# Cypher



## mac1 (Apr 17, 2004)

Taken from the Cypher thread in Movies and TV and slightly edited.

 Cypher is one of the most well written Science Fiction films I have seen in a very long time. It was a nice change to see that films with complex well thought out plots are not entirely dead. What was also nice was the fact that though the film was apparently made on a shoestring budget, it is in no way apparent at any point, in fact the contrary is true, it was stylish and crisp with stunning mise en scene and good shot composition throughout, but you would expect that from Cube director Vincenzi Natali.
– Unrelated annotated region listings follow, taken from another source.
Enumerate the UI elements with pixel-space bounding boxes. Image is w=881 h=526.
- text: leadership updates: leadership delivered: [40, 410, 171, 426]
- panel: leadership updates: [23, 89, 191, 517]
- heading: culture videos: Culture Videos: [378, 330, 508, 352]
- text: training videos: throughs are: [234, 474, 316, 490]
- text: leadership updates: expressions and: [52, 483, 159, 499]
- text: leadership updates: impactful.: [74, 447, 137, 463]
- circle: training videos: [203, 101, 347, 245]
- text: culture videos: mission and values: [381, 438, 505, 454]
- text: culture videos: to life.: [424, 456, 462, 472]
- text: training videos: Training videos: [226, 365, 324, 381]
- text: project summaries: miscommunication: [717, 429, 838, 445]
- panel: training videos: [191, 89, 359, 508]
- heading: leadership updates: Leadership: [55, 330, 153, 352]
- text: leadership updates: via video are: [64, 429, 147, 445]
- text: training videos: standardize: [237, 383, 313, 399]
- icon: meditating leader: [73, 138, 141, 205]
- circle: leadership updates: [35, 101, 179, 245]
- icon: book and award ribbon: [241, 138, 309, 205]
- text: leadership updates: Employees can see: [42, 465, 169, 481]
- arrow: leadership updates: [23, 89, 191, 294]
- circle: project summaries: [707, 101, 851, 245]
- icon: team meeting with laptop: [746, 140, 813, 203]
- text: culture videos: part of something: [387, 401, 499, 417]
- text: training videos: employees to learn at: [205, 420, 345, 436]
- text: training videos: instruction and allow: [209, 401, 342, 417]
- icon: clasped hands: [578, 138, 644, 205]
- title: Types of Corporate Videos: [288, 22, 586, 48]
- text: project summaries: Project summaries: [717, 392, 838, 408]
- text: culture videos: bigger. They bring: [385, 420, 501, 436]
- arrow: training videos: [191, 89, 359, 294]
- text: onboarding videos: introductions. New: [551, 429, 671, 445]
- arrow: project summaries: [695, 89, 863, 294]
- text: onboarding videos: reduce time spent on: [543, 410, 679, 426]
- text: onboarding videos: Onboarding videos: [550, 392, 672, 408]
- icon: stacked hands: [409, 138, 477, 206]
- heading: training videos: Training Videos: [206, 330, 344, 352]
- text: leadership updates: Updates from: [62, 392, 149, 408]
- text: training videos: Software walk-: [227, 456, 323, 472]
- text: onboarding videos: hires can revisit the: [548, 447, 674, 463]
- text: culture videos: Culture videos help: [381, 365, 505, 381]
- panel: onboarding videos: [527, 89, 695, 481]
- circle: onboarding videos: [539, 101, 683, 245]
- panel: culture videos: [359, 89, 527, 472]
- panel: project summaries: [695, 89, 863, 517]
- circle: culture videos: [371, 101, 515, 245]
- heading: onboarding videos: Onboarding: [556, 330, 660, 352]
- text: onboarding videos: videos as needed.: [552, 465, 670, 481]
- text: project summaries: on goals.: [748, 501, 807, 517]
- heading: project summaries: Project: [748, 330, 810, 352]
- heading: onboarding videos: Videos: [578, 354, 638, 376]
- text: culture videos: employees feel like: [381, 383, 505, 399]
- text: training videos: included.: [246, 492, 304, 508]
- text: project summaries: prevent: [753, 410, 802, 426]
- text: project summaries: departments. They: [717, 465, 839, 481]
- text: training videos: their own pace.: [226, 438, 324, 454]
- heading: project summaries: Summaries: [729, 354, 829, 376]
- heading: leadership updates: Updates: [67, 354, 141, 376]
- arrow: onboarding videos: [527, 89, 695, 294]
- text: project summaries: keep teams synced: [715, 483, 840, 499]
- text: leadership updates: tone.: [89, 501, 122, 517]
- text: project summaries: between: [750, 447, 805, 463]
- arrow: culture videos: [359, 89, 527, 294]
Without giving away too many spoliers, the film is centered around the character of Morgan Sullivan (played by Jeremy Northam), an unemployed accountant living in the slums with a wife he doesn't love. Seeking a way out, he joins a sinister organisation named Digicorp and becomes a spy. He quickly discovers that Digicorp are brainwashing him to try and turn him into a completely new person, the reason for which he has no idea. Past that I dont want to say to much, but this is definately a film I would strongly recommend. The plot is so complex and changable that a friend of mine descibed it to me as "The Deus Ex of movies", and to be honest I cant really think of a more fitting description than that. A paranoid and intricate science fiction movie with an emphasis on plot over special effects, a real gem.


----------



## Don (Jun 4, 2020)

My favorite part of the movie is the underground silo. Its repression feels very PKDish. I didn't know it was made on a shoestring budget until now. As you more or less note, the movie has high production values regardless.


----------



## Rodders (Jun 4, 2020)

It's been a while since I saw this. Maybe 12 years. (I lent it to a girl I fancied. ) A refreshing movie.


----------